Abstract

Effective fiscal management ensures the coordination of taxes and spending authority for attaining inclusive and sustainable growth. Therefore, this study intends to estimate the direct and indirect channels of expenditure, revenue, and composite fiscal decentralization on carbon emissions through renewable energy transition in highly decentralized countries. It employs a cross-sectional augmented auto-regressive distributed Lag (CS-ARDL) method, allowing dependencies across countries and heterogeneity in the slope parameters. In the long run, the direct effects of expenditure (revenue) decentralization on carbon emissions are significantly positive (negative) with coefficient magnitudes of 0.16% and 0.04% (0.09% and 0.08%). The indirect effects of expenditure and revenue decentralization are substantially negative through renewable energy consumption with the coefficient magnitude of 0.135% and 0.138%, respectively.
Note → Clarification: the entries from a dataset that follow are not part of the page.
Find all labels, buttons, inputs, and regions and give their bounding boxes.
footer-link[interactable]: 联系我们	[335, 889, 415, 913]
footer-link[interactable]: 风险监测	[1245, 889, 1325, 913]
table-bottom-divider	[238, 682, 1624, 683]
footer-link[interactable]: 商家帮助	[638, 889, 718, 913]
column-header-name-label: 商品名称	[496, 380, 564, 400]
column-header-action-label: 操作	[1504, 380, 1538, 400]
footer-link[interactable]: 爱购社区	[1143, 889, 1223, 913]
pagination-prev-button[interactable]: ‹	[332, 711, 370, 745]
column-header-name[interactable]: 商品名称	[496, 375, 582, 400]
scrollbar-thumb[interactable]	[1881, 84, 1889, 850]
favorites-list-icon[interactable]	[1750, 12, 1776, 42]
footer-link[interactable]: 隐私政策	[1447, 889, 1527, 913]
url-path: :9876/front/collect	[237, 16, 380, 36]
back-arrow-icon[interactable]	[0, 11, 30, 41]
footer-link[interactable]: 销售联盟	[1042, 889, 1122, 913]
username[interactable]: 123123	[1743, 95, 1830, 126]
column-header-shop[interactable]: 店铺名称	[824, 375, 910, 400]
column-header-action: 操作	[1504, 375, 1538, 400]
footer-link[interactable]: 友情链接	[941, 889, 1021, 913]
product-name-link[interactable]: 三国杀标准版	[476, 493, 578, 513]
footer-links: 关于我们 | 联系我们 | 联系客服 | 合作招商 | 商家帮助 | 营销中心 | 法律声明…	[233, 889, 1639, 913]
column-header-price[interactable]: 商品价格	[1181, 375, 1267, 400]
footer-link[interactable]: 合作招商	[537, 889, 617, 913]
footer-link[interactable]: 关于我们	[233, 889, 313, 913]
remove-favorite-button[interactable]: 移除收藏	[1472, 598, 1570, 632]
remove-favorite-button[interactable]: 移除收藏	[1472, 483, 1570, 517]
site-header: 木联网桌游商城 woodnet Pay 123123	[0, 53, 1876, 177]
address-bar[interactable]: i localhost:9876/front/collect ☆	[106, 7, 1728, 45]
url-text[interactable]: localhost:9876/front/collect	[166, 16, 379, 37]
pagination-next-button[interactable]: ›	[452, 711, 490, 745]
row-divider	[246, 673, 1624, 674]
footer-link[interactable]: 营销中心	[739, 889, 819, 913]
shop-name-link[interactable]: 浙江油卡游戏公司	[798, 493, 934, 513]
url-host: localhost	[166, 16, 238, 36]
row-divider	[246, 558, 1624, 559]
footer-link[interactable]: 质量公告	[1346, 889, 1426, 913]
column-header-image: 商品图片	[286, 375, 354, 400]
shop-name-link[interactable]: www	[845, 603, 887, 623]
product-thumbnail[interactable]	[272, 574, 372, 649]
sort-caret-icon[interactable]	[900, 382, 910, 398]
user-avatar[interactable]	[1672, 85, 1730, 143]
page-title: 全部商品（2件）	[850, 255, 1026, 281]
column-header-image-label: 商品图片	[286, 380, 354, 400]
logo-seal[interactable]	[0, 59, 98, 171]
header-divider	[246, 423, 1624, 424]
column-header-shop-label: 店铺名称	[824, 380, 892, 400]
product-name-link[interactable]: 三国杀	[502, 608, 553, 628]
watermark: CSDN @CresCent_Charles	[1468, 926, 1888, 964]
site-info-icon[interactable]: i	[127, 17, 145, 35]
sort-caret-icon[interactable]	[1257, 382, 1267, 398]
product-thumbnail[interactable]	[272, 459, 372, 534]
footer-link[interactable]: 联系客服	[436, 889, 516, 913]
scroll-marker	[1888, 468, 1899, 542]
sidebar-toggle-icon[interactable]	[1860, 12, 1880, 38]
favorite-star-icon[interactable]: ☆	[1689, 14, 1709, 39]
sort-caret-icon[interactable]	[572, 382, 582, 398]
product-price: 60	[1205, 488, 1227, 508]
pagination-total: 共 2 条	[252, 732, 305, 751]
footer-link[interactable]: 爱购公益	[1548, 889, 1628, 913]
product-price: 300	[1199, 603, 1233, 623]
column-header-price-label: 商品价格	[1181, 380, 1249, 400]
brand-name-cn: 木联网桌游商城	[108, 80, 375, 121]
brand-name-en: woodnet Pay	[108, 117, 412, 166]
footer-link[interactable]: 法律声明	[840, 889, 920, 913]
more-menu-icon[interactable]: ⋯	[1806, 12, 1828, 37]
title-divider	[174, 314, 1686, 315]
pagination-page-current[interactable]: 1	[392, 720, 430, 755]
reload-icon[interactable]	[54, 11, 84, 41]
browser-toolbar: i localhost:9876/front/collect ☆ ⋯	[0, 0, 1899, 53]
In contrast, composite decentralization and its interactive terms with renewable energy show an emissions-mitigating effect of 0.179% and 0.192%, respectively. These outcomes exhibit that the down-delegation of financial authority (revenue or composite) at local government increases resource efficiency and leads to higher renewable energy consumption. Similar results are echoed in the short run; however, the magnitude of coefficients is significantly higher in the long run. The overall findings provide fascinating policy recommendations.